Maximal Theta Functions -- Universal Optimality of the Hexagonal Lattice for Madelung-Like Lattice Energies

TL;DR

This paper proves that the hexagonal lattice uniquely maximizes certain generalized lattice theta functions, establishing its universal optimality among various two-dimensional lattice configurations.

Contribution

It introduces two new families of lattice theta functions and demonstrates the hexagonal lattice's unique maximization property among these functions, extending Montgomery's results.

Findings

Hexagonal lattice uniquely maximizes the new theta functions.

Universal optimality of the hexagonal lattice among charged and shifted lattices.

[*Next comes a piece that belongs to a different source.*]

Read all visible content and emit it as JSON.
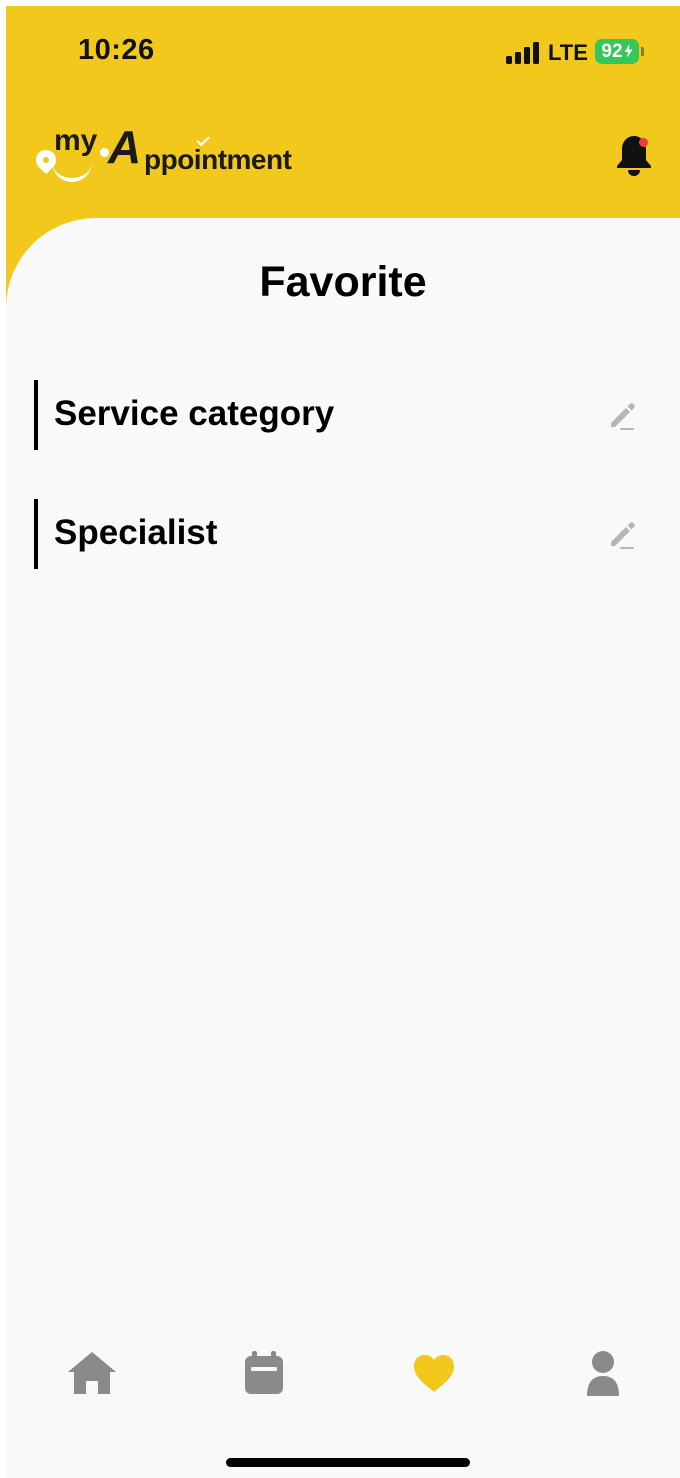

New generalizations of classical theta functions are introduced.

Abstract

We present two families of lattice theta functions accompanying the family of lattice theta functions studied by Montgomery in [H.~Montgomery. Minimal theta functions. \textit{Glasgow Mathematical Journal}, 30(1):75--85, 1988]. The studied theta functions are generalizations of the Jacobi theta-2 and theta-4 functions. Contrary to Montgomery's result, we show that, among lattices, the hexagonal lattice is the unique maximizer of both families of theta functions. As an immediate consequence, we obtain a new universal optimality result for the hexagonal lattice among two-dimensional alternating charged lattices and lattices shifted by the center of their unit cell.